DFT/COSMO computed energy diagram illustrating the effect of the second coordination sphere on the ε_ET, ε_PT, and E° (V) values for FeSOD and Fe(Mn)SOD.

In Fe- and MnSODs, the second-sphere Gln69/146 serves as a hydrogen-bond donor to the solvent ligand and can thus stabilize the OH^- ligand and/or destabilize the H₂O ligand to a varying degree depending on the exact position of this residue. To study the effect of changing the hydrogen-bonding polarity between residue 69 and the solvent ligand, we prepared the Q69E FeSOD mutant. According to our model for redox tuning, the Glu69 residue should stabilize the reduced state by accepting a hydrogen bond from coordinated H₂O. Indeed, the Q69E mutation increases the Fe^3+/2+ reduction potential by more than 660 mV, trapping the Q69E FeSOD species in the reduced state. Our computations predict that the large elevation in reduction potential for Q69E FeSOD can be attributed to the large driving force for proton transfer from Glu69 to coordinated solvent, as Glu69 appears to be protonated in the oxidized state (Scheme 2).⁵⁰

4.3. Importance of proton uptake.

Proton uptake coupled to metal-ion reduction is critical for SOD function. When substrate binds to the active site of the oxidized enzyme (eq 1-a), two events follow: 1) the metal ion is reduced and 2) the axial solvent ligand accepts a proton. It has been suggested that substrate binding alone is insufficient to make electron or proton transfer to the M³⁺SOD^OH- state favorable.^{44, 110} Instead, the electron-transfer and proton-transfer steps most likely represent a concerted process. From our calculations, it is evident that reduction of Fe³⁺SOD in the absence of proton transfer is highly unfavorable (ε_ET = −0.54 eV in Table 5); thus supporting a mechanism in which metal ion reduction is strongly coupled to proton transfer.

In the second half reaction involving metal-ion oxidation (eq 1-b), the proton originally taken up by the active site during metal-ion reduction is released.
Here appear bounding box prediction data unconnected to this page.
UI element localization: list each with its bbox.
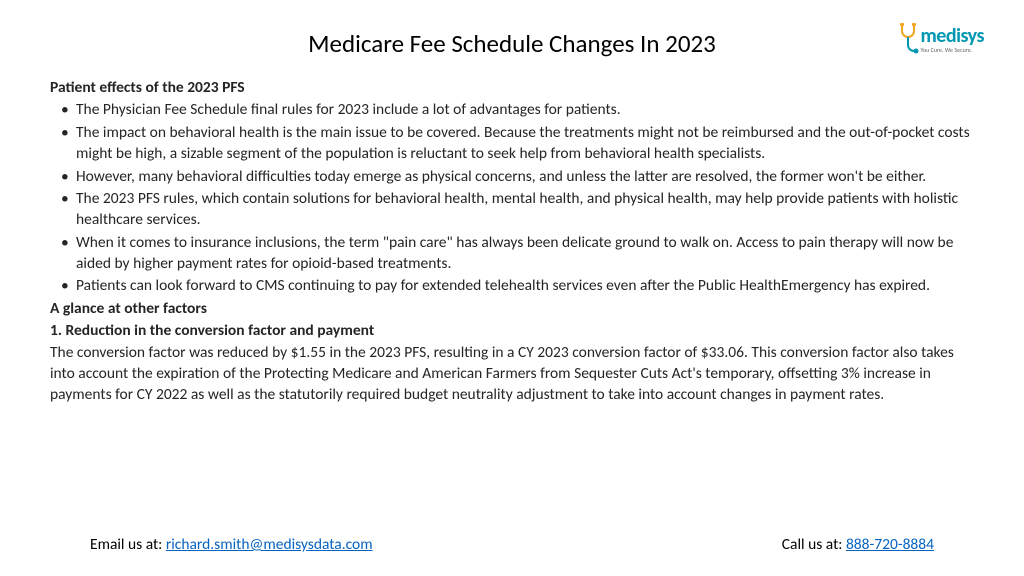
phone-label: Call us at: — [782, 535, 846, 554]
phone-block: Call us at: 888-720-8884 — [782, 535, 934, 554]
section2-heading: A glance at other factors — [50, 298, 974, 319]
list-item: However, many behavioral difficulties to… — [50, 166, 974, 187]
header: Medicare Fee Schedule Changes In 2023 me… — [50, 28, 974, 59]
logo-text: medisys You Cure. We Secure. — [921, 26, 984, 53]
logo-brand: medisys — [921, 26, 984, 46]
logo: medisys You Cure. We Secure. — [897, 23, 984, 55]
email-label: Email us at: — [90, 535, 166, 554]
footer: Email us at: richard.smith@medisysdata.c… — [0, 535, 1024, 554]
list-item: The Physician Fee Schedule final rules f… — [50, 99, 974, 120]
stethoscope-icon — [897, 23, 919, 55]
content: Patient effects of the 2023 PFS The Phys… — [50, 77, 974, 406]
page-title: Medicare Fee Schedule Changes In 2023 — [308, 28, 716, 59]
section1-list: The Physician Fee Schedule final rules f… — [50, 99, 974, 296]
list-item: The 2023 PFS rules, which contain soluti… — [50, 188, 974, 231]
email-link[interactable]: richard.smith@medisysdata.com — [166, 535, 373, 554]
list-item: When it comes to insurance inclusions, t… — [50, 232, 974, 275]
phone-link[interactable]: 888-720-8884 — [846, 535, 934, 554]
list-item: The impact on behavioral health is the m… — [50, 122, 974, 165]
section2-paragraph: The conversion factor was reduced by $1.… — [50, 342, 974, 406]
list-item: Patients can look forward to CMS continu… — [50, 275, 974, 296]
section2-subheading: 1. Reduction in the conversion factor an… — [50, 320, 974, 341]
email-block: Email us at: richard.smith@medisysdata.c… — [90, 535, 373, 554]
section1-heading: Patient effects of the 2023 PFS — [50, 77, 974, 98]
logo-tagline: You Cure. We Secure. — [921, 47, 984, 53]
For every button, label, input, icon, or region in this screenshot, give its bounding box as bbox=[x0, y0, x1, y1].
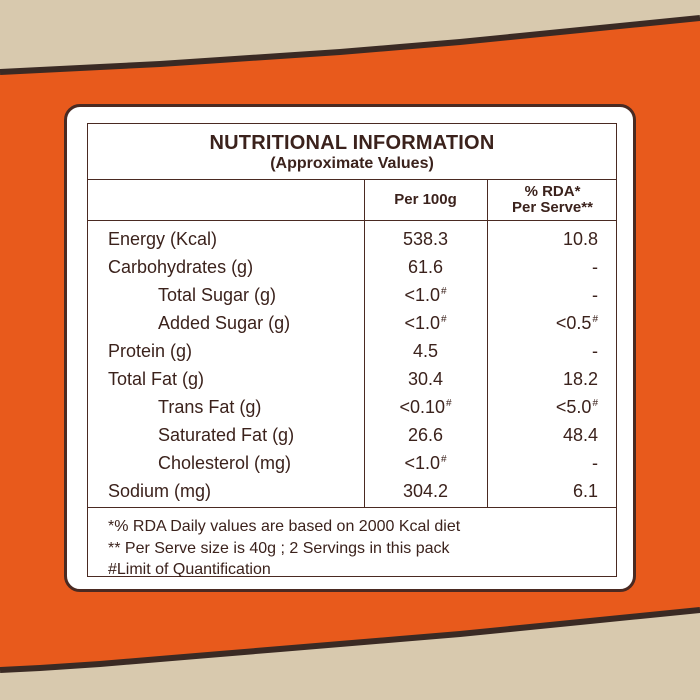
rda-value: 48.4 bbox=[562, 425, 598, 445]
per-100g-value: <1.0# bbox=[404, 285, 447, 305]
rda-value: - bbox=[592, 341, 598, 361]
rda-value: - bbox=[592, 257, 598, 277]
nutrient-label: Saturated Fat (g) bbox=[158, 425, 295, 445]
table-row: Carbohydrates (g) 61.6 - bbox=[88, 254, 616, 282]
column-header-row: Per 100g % RDA* Per Serve** bbox=[88, 180, 616, 221]
rda-value: 10.8 bbox=[562, 229, 598, 249]
footnote-divider bbox=[88, 507, 616, 508]
table-row: Saturated Fat (g) 26.6 48.4 bbox=[88, 422, 616, 450]
nutrient-label: Sodium (mg) bbox=[108, 481, 212, 501]
table-row: Energy (Kcal) 538.3 10.8 bbox=[88, 226, 616, 254]
per-100g-value: 61.6 bbox=[407, 257, 444, 277]
per-100g-value: <1.0# bbox=[404, 313, 447, 333]
nutrient-rows: Energy (Kcal) 538.3 10.8 Carbohydrates (… bbox=[88, 226, 616, 506]
table-row: Protein (g) 4.5 - bbox=[88, 338, 616, 366]
table-row: Trans Fat (g) <0.10# <5.0# bbox=[88, 394, 616, 422]
footnote: #Limit of Quantification bbox=[108, 561, 271, 578]
per-100g-label: Per 100g bbox=[394, 190, 457, 208]
nutrition-card: NUTRITIONAL INFORMATION (Approximate Val… bbox=[64, 104, 636, 592]
nutrient-label: Carbohydrates (g) bbox=[108, 257, 254, 277]
nutrient-label: Cholesterol (mg) bbox=[158, 453, 292, 473]
bottom-torn-edge bbox=[0, 607, 700, 673]
rda-value: - bbox=[592, 453, 598, 473]
table-row: Sodium (mg) 304.2 6.1 bbox=[88, 478, 616, 506]
nutrition-table: NUTRITIONAL INFORMATION (Approximate Val… bbox=[87, 123, 617, 578]
nutrient-label: Total Fat (g) bbox=[108, 369, 205, 389]
table-row: Total Fat (g) 30.4 18.2 bbox=[88, 366, 616, 394]
footnote: ** Per Serve size is 40g ; 2 Servings in… bbox=[108, 539, 450, 557]
column-header-per-100g: Per 100g bbox=[364, 180, 487, 219]
rda-value: 18.2 bbox=[562, 369, 598, 389]
table-row: Cholesterol (mg) <1.0# - bbox=[88, 450, 616, 478]
per-100g-value: 304.2 bbox=[402, 481, 449, 501]
rda-label-line1: % RDA* bbox=[524, 182, 581, 200]
footnote: *% RDA Daily values are based on 2000 Kc… bbox=[108, 518, 461, 535]
table-row: Added Sugar (g) <1.0# <0.5# bbox=[88, 310, 616, 338]
rda-value: <5.0# bbox=[555, 397, 598, 417]
nutrient-label: Added Sugar (g) bbox=[158, 313, 291, 333]
per-100g-value: <0.10# bbox=[399, 397, 452, 417]
table-row: Total Sugar (g) <1.0# - bbox=[88, 282, 616, 310]
column-header-rda: % RDA* Per Serve** bbox=[487, 180, 618, 219]
footnotes: *% RDA Daily values are based on 2000 Kc… bbox=[108, 516, 460, 581]
table-title: NUTRITIONAL INFORMATION bbox=[209, 132, 495, 154]
nutrient-label: Energy (Kcal) bbox=[108, 229, 218, 249]
per-100g-value: 538.3 bbox=[402, 229, 449, 249]
rda-value: - bbox=[592, 285, 598, 305]
top-paper-strip bbox=[0, 0, 700, 72]
per-100g-value: 30.4 bbox=[407, 369, 444, 389]
column-divider bbox=[364, 180, 365, 507]
table-title-block: NUTRITIONAL INFORMATION (Approximate Val… bbox=[88, 124, 616, 180]
top-torn-edge bbox=[0, 15, 700, 75]
column-divider bbox=[487, 180, 488, 507]
nutrient-label: Total Sugar (g) bbox=[158, 285, 277, 305]
rda-label-line2: Per Serve** bbox=[512, 198, 593, 216]
rda-value: 6.1 bbox=[572, 481, 598, 501]
bottom-paper-strip bbox=[0, 610, 700, 700]
per-100g-value: <1.0# bbox=[404, 453, 447, 473]
per-100g-value: 4.5 bbox=[412, 341, 439, 361]
nutrient-label: Protein (g) bbox=[108, 341, 193, 361]
table-subtitle: (Approximate Values) bbox=[270, 155, 434, 172]
nutrient-label: Trans Fat (g) bbox=[158, 397, 262, 417]
per-100g-value: 26.6 bbox=[407, 425, 444, 445]
rda-value: <0.5# bbox=[555, 313, 598, 333]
In the absence of simultaneous proton transfer, electron transfer to the substrate superoxide would be unfavorable. However, because the pK of coordinated solvent drops upon metal-ion oxidation, it would be expected that the electron-transfer and proton-transfer processes in this half reaction are also strongly coupled. Consequently, product formation should become increasingly more favorable with decreasing pK of the solvent ligand. Considering that the pK of the solvent ligand is predicted to be 7.6 units lower for Fe(Mn)SOD than for FeSOD, and given the depressed E° of the former species, it is not surprising that Fe²⁺(Mn)SOD has been reported to rapidly reduce O₂^•–.²⁹

The decreased pK of the solvent ligand in the (Mn)SOD protein matrix might also be crucial in suppressing formation of the product inhibited Mn³⁺SOD species, which is believed to be a side-on peroxo-Mn³⁺SOD^HOH complex.¹¹⁰ The lifetime of this species appears to be enhanced by limiting the availability of protons,^{34, 111–113} rather than a direct stabilization of the product inhibited species itself.^{43, 109} Therefore, by depressing the pK of the axial solvent ligand the (Mn)SOD protein matrix can promote proton transfer to, and thus dissociation of, the nascent product, thereby minimizing the likelihood of formation of the product-inhibited species.